There's one other facet of George Will's eruption of dyspepsia at Mitt Romney on Sunday that's worth noting. Conor is right that it was a nihilist column, with no real endorsement of anyone else. But what I also notice was the initial credentializing Obama attack:
Obama, a floundering naif who thinks ATMs aggravate unemployment, is bewildered by a national tragedy of shattered dreams, decaying workforce skills and forgone wealth creation.
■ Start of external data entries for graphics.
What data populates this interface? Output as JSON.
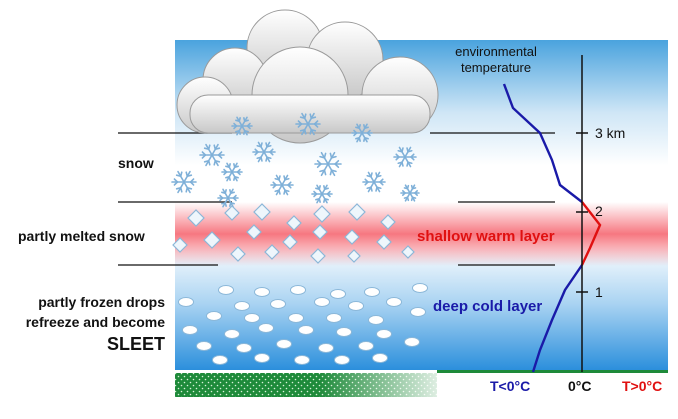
{
  "left_labels": {
    "snow": "snow",
    "partly_melted": "partly melted snow",
    "frozen_line1": "partly frozen drops",
    "frozen_line2": "refreeze and become",
    "frozen_line3": "SLEET"
  },
  "layers": {
    "warm": "shallow warm layer",
    "cold": "deep cold layer"
  },
  "curve_label_line1": "environmental",
  "curve_label_line2": "temperature",
  "height_ticks": [
    "3 km",
    "2",
    "1"
  ],
  "temp_axis": {
    "below": "T<0°C",
    "zero": "0°C",
    "above": "T>0°C"
  },
  "colors": {
    "sky_top": "#4aa3de",
    "sky_mid": "#ffffff",
    "warm_band": "#f6707a",
    "cold_bottom": "#2b8fdc",
    "ground": "#1e8a3a",
    "curve_cold": "#1a1aa8",
    "curve_warm": "#e01010",
    "warm_text": "#e01010",
    "cold_text": "#1a1aa8"
  }
}
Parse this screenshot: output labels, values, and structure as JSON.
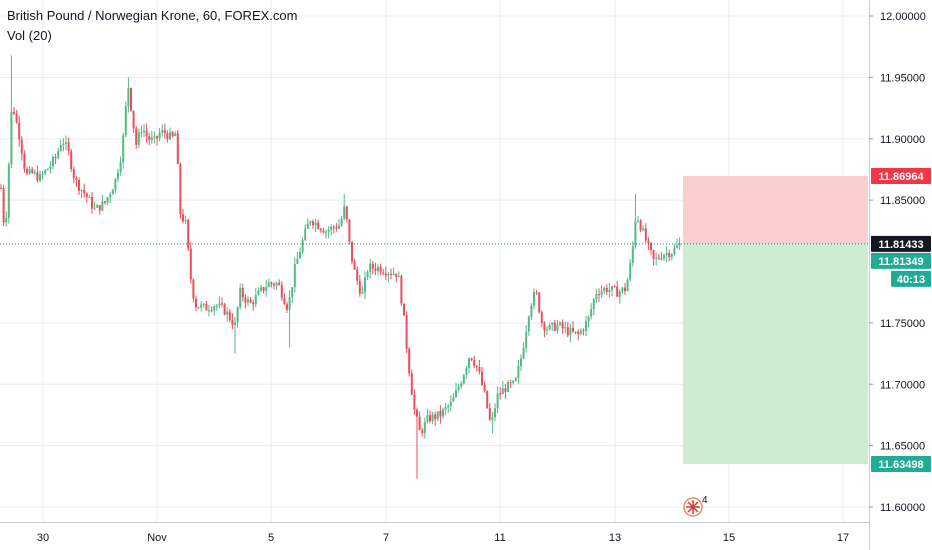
{
  "legend": {
    "title": "British Pound / Norwegian Krone, 60, FOREX.com",
    "indicator": "Vol (20)"
  },
  "colors": {
    "up": "#53b987",
    "down": "#eb4d5c",
    "grid": "#e8ebef",
    "last_price_tag": "#131722",
    "stop_tag": "#f23645",
    "target_tag": "#22ab94",
    "stop_zone": "#fbcfd2",
    "target_zone": "#cdecd1"
  },
  "badge_count": "4",
  "chart_data": {
    "type": "candlestick",
    "title": "British Pound / Norwegian Krone, 60, FOREX.com",
    "xlabel": "",
    "ylabel": "",
    "x_tick_labels": [
      "30",
      "Nov",
      "5",
      "7",
      "11",
      "13",
      "15",
      "17"
    ],
    "y_tick_labels": [
      "12.00000",
      "11.95000",
      "11.90000",
      "11.85000",
      "11.75000",
      "11.70000",
      "11.65000",
      "11.60000"
    ],
    "ylim": [
      11.594,
      12.007
    ],
    "grid": true,
    "legend_position": "top-left",
    "path_points": [
      [
        0,
        11.87
      ],
      [
        5,
        11.82
      ],
      [
        12,
        11.93
      ],
      [
        16,
        11.915
      ],
      [
        20,
        11.9
      ],
      [
        26,
        11.87
      ],
      [
        32,
        11.872
      ],
      [
        40,
        11.868
      ],
      [
        50,
        11.878
      ],
      [
        56,
        11.885
      ],
      [
        62,
        11.9
      ],
      [
        68,
        11.89
      ],
      [
        75,
        11.866
      ],
      [
        85,
        11.855
      ],
      [
        95,
        11.842
      ],
      [
        105,
        11.848
      ],
      [
        115,
        11.865
      ],
      [
        122,
        11.89
      ],
      [
        128,
        11.945
      ],
      [
        132,
        11.92
      ],
      [
        136,
        11.895
      ],
      [
        142,
        11.91
      ],
      [
        148,
        11.9
      ],
      [
        155,
        11.898
      ],
      [
        160,
        11.905
      ],
      [
        165,
        11.905
      ],
      [
        172,
        11.9
      ],
      [
        176,
        11.905
      ],
      [
        180,
        11.84
      ],
      [
        186,
        11.83
      ],
      [
        190,
        11.79
      ],
      [
        195,
        11.765
      ],
      [
        205,
        11.762
      ],
      [
        215,
        11.765
      ],
      [
        225,
        11.76
      ],
      [
        235,
        11.748
      ],
      [
        240,
        11.775
      ],
      [
        250,
        11.765
      ],
      [
        260,
        11.775
      ],
      [
        268,
        11.782
      ],
      [
        278,
        11.782
      ],
      [
        288,
        11.762
      ],
      [
        295,
        11.795
      ],
      [
        302,
        11.815
      ],
      [
        310,
        11.835
      ],
      [
        318,
        11.83
      ],
      [
        326,
        11.825
      ],
      [
        334,
        11.828
      ],
      [
        340,
        11.83
      ],
      [
        345,
        11.845
      ],
      [
        350,
        11.81
      ],
      [
        355,
        11.79
      ],
      [
        362,
        11.772
      ],
      [
        368,
        11.795
      ],
      [
        378,
        11.795
      ],
      [
        388,
        11.792
      ],
      [
        398,
        11.79
      ],
      [
        403,
        11.76
      ],
      [
        408,
        11.72
      ],
      [
        414,
        11.68
      ],
      [
        420,
        11.66
      ],
      [
        428,
        11.672
      ],
      [
        440,
        11.675
      ],
      [
        452,
        11.685
      ],
      [
        462,
        11.705
      ],
      [
        470,
        11.725
      ],
      [
        478,
        11.712
      ],
      [
        485,
        11.69
      ],
      [
        491,
        11.665
      ],
      [
        497,
        11.69
      ],
      [
        505,
        11.697
      ],
      [
        515,
        11.7
      ],
      [
        522,
        11.725
      ],
      [
        530,
        11.765
      ],
      [
        536,
        11.775
      ],
      [
        542,
        11.75
      ],
      [
        548,
        11.745
      ],
      [
        558,
        11.748
      ],
      [
        568,
        11.743
      ],
      [
        578,
        11.74
      ],
      [
        588,
        11.752
      ],
      [
        596,
        11.775
      ],
      [
        606,
        11.778
      ],
      [
        618,
        11.775
      ],
      [
        626,
        11.778
      ],
      [
        632,
        11.805
      ],
      [
        636,
        11.84
      ],
      [
        642,
        11.826
      ],
      [
        648,
        11.812
      ],
      [
        654,
        11.8
      ],
      [
        662,
        11.806
      ],
      [
        672,
        11.808
      ],
      [
        680,
        11.814
      ]
    ],
    "last_price": 11.81433,
    "position": {
      "side": "short",
      "entry": 11.81433,
      "stop_loss": 11.86964,
      "take_profit": 11.63498
    },
    "price_tags": [
      {
        "value": 11.86964,
        "label": "11.86964",
        "kind": "stop"
      },
      {
        "value": 11.81433,
        "label": "11.81433",
        "kind": "last"
      },
      {
        "value": 11.81349,
        "label": "11.81349",
        "kind": "bid"
      },
      {
        "value": 11.63498,
        "label": "11.63498",
        "kind": "target"
      }
    ],
    "countdown": "40:13"
  }
}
Let's first note what this "floundering naif" has handled since arriving in the Oval Office: the worst recession since the 1930s, a mass revolt in the Arab world, a nuclear threat from Iran, two wars we had lost or were losing, a debt that, even if he had done nothing, would have been record-breaking, a global and domestic economy in the midst of tectonic changes. Let's assume the worst: that the stimulus only stopped the bleeding; that our influence in the Arab world had been decimated and he has not been able to turn it around, that healthcare and financial reform were too compromised by Congressional cooptation of them, that he has dropped the ball on tax reform.
I think you can make all sorts of legitimate criticisms, but none of them make Obama a "floundering naif". Compared with Bush on 9/11? Compared with Clinton's first chaotic two years? A man with Clinton, Gates, Panetta and Petraeus on his team? And note Will's only evidence for this is that Obama "thinks ATMs aggravate unemployment". But when you look up the source of that, you find Obama was only using an example of how technology and automation is indeed wiping out whole sectors of employment with dizzying speed. Does Will think that automatic banking at ATMs or online has created employment? Does he have a proposal for tackling mass unemployment at a time of technological acceleration that is wiping out job after job?
I'm still waiting for a truly interesting or cogent critique of what Obama has done wrong from the right. A critique that intelligently cites the historical context in which this poor fucker is working. Here is the "floundering naif"'s Inaugural address:
Our nation is at war, against a far-reaching network of violence and hatred. Our economy is badly weakened, a consequence of greed and irresponsibility on the part of some, but also our collective failure to make hard choices and prepare the nation for a new age. Homes have been lost; jobs shed; businesses shuttered. Our health care is too costly; our schools fail too many; and each day brings further evidence that the ways we use energy strengthen our adversaries and threaten our planet.
These are the indicators of crisis, subject to data and statistics. Less measurable but no less profound is a sapping of confidence across our land — a nagging fear that America's decline is inevitable, and that the next generation must lower its sights.
Today I say to you that the challenges we face are real. They are serious and they are many. They will not be met easily or in a short span of time…
With hope and virtue, let us brave once more the icy currents, and endure what storms may come.
Naif? Really? He never saw this coming?